Saving Montana Ranches
On a ranch in the Ruby River valley, old cow watering holes have been renovated into glistening trout streams teeming with wildlife. Deer bound behind hedgerows, and pheasants flush from a hunter’s pointing dog. When development occurs at ranches sold by Greg Fay, it’s usually not in the form of new homes. It’s usually in the form of more wildlife.

Fay helps property owners improve their properties with wildlife enhancements, from trout streams for spawning brown trout, to white-tailed deer habitat and pheasant grounds.

“Some of the most rewarding work is taking a tributary that is no longer functioning as a spawning stream, and seeing fish in there within a year,” Fay said. “It’s tremendously rewarding.”

As an example, one spring creek that Fay worked on in the Ruby River Valley had no brown trout spawning redds last year. This year on the private ranch there were 44 redds (spawning beds).

Fay began Fay Ranches in 1992, focusing on sales of ranch properties that catered to recreation-minded buyers. He tries to sell to buyers who are not going to subdivide the land, and to that end, he helps owners develop on-property streams and ponds that not only enhance the property’s value, they help attract songbirds, wildlife, and improve fisheries. As his business in ranch sales in Montana grew, his clients soon began asking Fay to be the quarterback on site-improvement and design — from excavating “cow-pounded” streams, to stabilizing stream banks and building fish ponds. The habitat improvements benefit species like white-tailed deer, pheasant, fish — even cattle, if that’s what the owner prefers, because cattle help maintain the quality of the grass being grown on a ranch.
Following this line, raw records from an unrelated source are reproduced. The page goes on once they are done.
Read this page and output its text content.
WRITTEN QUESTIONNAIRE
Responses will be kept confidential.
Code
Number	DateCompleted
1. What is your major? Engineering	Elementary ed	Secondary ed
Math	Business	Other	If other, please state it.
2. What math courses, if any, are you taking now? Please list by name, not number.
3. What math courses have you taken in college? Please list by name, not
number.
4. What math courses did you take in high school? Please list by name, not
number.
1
“There are benefits to what we do, beyond the border of a ranch,” Fay said. There are also benefits to humans. “Keeping a ranch in agriculture is key to the community,” he said. “Ranchers are good people who care about the land."
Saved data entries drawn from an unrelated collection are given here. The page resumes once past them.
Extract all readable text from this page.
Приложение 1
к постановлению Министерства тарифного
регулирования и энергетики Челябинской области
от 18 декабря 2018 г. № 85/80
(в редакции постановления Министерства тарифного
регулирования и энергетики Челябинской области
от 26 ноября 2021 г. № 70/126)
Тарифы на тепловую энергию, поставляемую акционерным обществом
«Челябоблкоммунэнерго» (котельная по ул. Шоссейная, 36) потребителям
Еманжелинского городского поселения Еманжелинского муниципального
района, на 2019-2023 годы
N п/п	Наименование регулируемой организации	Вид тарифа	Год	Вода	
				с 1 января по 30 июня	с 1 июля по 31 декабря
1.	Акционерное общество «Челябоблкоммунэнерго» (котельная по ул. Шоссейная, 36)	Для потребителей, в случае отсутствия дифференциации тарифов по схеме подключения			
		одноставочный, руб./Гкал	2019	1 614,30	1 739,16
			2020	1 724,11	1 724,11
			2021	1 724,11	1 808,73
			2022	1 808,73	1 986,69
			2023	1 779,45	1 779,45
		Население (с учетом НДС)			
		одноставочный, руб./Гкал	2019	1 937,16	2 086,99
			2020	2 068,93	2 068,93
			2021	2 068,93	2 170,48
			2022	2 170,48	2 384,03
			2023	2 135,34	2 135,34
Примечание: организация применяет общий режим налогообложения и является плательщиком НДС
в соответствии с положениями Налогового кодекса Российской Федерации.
Fay subcontracts his work to water-resource companies that help him do the actual improvements. Saving Montana ranches also means Fay helps build infrastructure at the ranches, from outbuildings to ranch houses, cabins and barns — even duck blinds and golf driving ranges. He tries to replicate original ranch structures, so the places look like they belong on the Montana landscape.
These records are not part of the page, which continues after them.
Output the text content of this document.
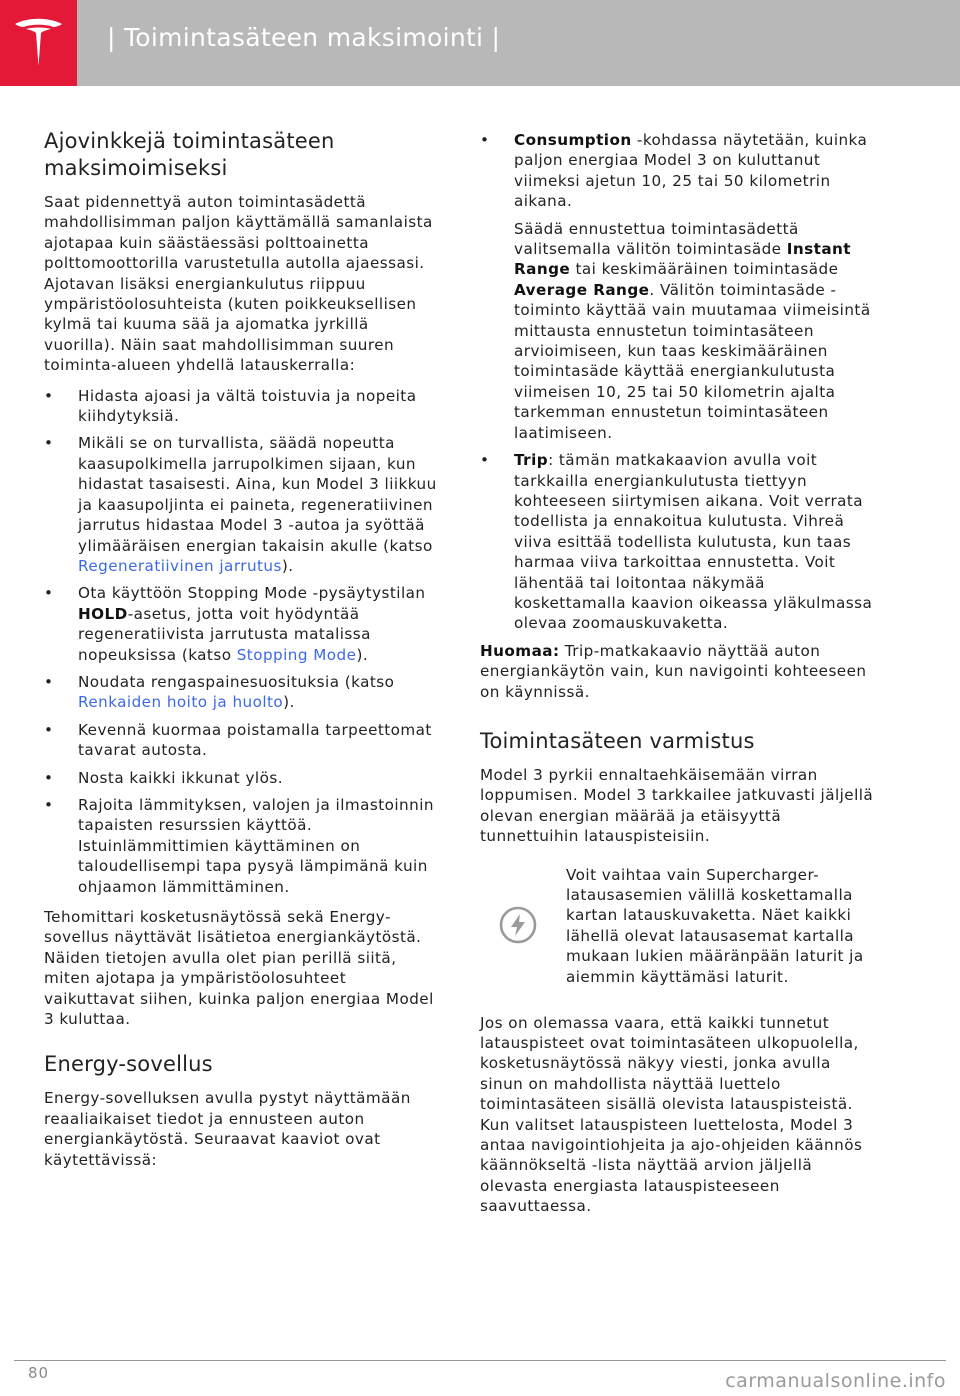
| Toimintasäteen maksimointi |
Ajovinkkejä toimintasäteen maksimoimiseksi

Saat pidennettyä auton toimintasädettä mahdollisimman paljon käyttämällä samanlaista ajotapaa kuin säästäessäsi polttoainetta polttomoottorilla varustetulla autolla ajaessasi. Ajotavan lisäksi energiankulutus riippuu ympäristöolosuhteista (kuten poikkeuksellisen kylmä tai kuuma sää ja ajomatka jyrkillä vuorilla). Näin saat mahdollisimman suuren toiminta-alueen yhdellä latauskerralla:

• Hidasta ajoasi ja vältä toistuvia ja nopeita kiihdytyksiä.
• Mikäli se on turvallista, säädä nopeutta kaasupolkimella jarrupolkimen sijaan, kun hidastat tasaisesti. Aina, kun Model 3 liikkuu ja kaasupoljinta ei paineta, regeneratiivinen jarrutus hidastaa Model 3 -autoa ja syöttää ylimääräisen energian takaisin akulle (katso Regeneratiivinen jarrutus).
• Ota käyttöön Stopping Mode -pysäytystilan HOLD-asetus, jotta voit hyödyntää regeneratiivista jarrutusta matalissa nopeuksissa (katso Stopping Mode).
• Noudata rengaspainesuosituksia (katso Renkaiden hoito ja huolto).
• Kevennä kuormaa poistamalla tarpeettomat tavarat autosta.
• Nosta kaikki ikkunat ylös.
• Rajoita lämmityksen, valojen ja ilmastoinnin tapaisten resurssien käyttöä. Istuinlämmittimien käyttäminen on taloudellisempi tapa pysyä lämpimänä kuin ohjaamon lämmittäminen.

Tehomittari kosketusnäytössä sekä Energy-sovellus näyttävät lisätietoa energiankäytöstä. Näiden tietojen avulla olet pian perillä siitä, miten ajotapa ja ympäristöolosuhteet vaikuttavat siihen, kuinka paljon energiaa Model 3 kuluttaa.

Energy-sovellus

Energy-sovelluksen avulla pystyt näyttämään reaaliaikaiset tiedot ja ennusteen auton energiankäytöstä. Seuraavat kaaviot ovat käytettävissä:

• Consumption -kohdassa näytetään, kuinka paljon energiaa Model 3 on kuluttanut viimeksi ajetun 10, 25 tai 50 kilometrin aikana.

Säädä ennustettua toimintasädettä valitsemalla välitön toimintasäde Instant Range tai keskimääräinen toimintasäde Average Range. Välitön toimintasäde -toiminto käyttää vain muutamaa viimeisintä mittausta ennustetun toimintasäteen arvioimiseen, kun taas keskimääräinen toimintasäde käyttää energiankulutusta viimeisen 10, 25 tai 50 kilometrin ajalta tarkemman ennustetun toimintasäteen laatimiseen.

• Trip: tämän matkakaavion avulla voit tarkkailla energiankulutusta tiettyyn kohteeseen siirtymisen aikana. Voit verrata todellista ja ennakoitua kulutusta. Vihreä viiva esittää todellista kulutusta, kun taas harmaa viiva tarkoittaa ennustetta. Voit lähentää tai loitontaa näkymää koskettamalla kaavion oikeassa yläkulmassa olevaa zoomauskuvaketta.

Huomaa: Trip-matkakaavio näyttää auton energiankäytön vain, kun navigointi kohteeseen on käynnissä.

Toimintasäteen varmistus

Model 3 pyrkii ennaltaehkäisemään virran loppumisen. Model 3 tarkkailee jatkuvasti jäljellä olevan energian määrää ja etäisyyttä tunnettuihin latauspisteisiin.

Voit vaihtaa vain Supercharger-latausasemien välillä koskettamalla kartan latauskuvaketta. Näet kaikki lähellä olevat latausasemat kartalla mukaan lukien määränpään laturit ja aiemmin käyttämäsi laturit.

Jos on olemassa vaara, että kaikki tunnetut latauspisteet ovat toimintasäteen ulkopuolella, kosketusnäytössä näkyy viesti, jonka avulla sinun on mahdollista näyttää luettelo toimintasäteen sisällä olevista latauspisteistä. Kun valitset latauspisteen luettelosta, Model 3 antaa navigointiohjeita ja ajo-ohjeiden käännös käännökseltä -lista näyttää arvion jäljellä olevasta energiasta latauspisteeseen saavuttaessa.

80	carmanualsonline.info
“We’re taking something and making it better,” Fay said. When building a new pond, for instance, they’ll save the sod, so that when the pond is full the landscaping around it is planted with native plants. “What we try to do is build water resources so that in one year you won’t know we’ve built it,” Fay said.
Fay encourages new owners to install conservation easements on the properties. A conservation easement means that the owner might give up the right to subdivide the property, “But the tax benefits are tremendous,” Fay said. Working through conservation organizations like the Montana Land Reliance, Fay said he has helped put “tens of thousands” of acres into conservation easements.

For a rancher to build a trout stream on their ranch may seem frivolous. But to a struggling Montana rancher, improving a stream can greatly increase the resale value of the ranch. This allows the rancher to sell the property, take the cash and often triple the cattle capacity of the next ranch he buys.

“By doing this they can expand their carrying capacity tremendously,” Fay said. For example, Fay helped a rancher in Madison County sell his 750-acre property. After improvements, and with the cash he got for the ranch, the rancher was able to buy 12,000 acres to run cattle near Forsyth, Montana.

He might have helped save that rancher from going bankrupt, and he also might have kept a Montana ranch intact — and safe from subdividing. Because of the scenic assets and recreational possibilities, subdivisions typically follow rivers. Ranches that are on rivers are susceptible to development, and Fay said there is concern among Montana ranchers to help avoid that — even if they have to sell their place. “A rancher can go out of business for a variety of reasons,” Fay said. “There can be a lot of economic pressures on them.”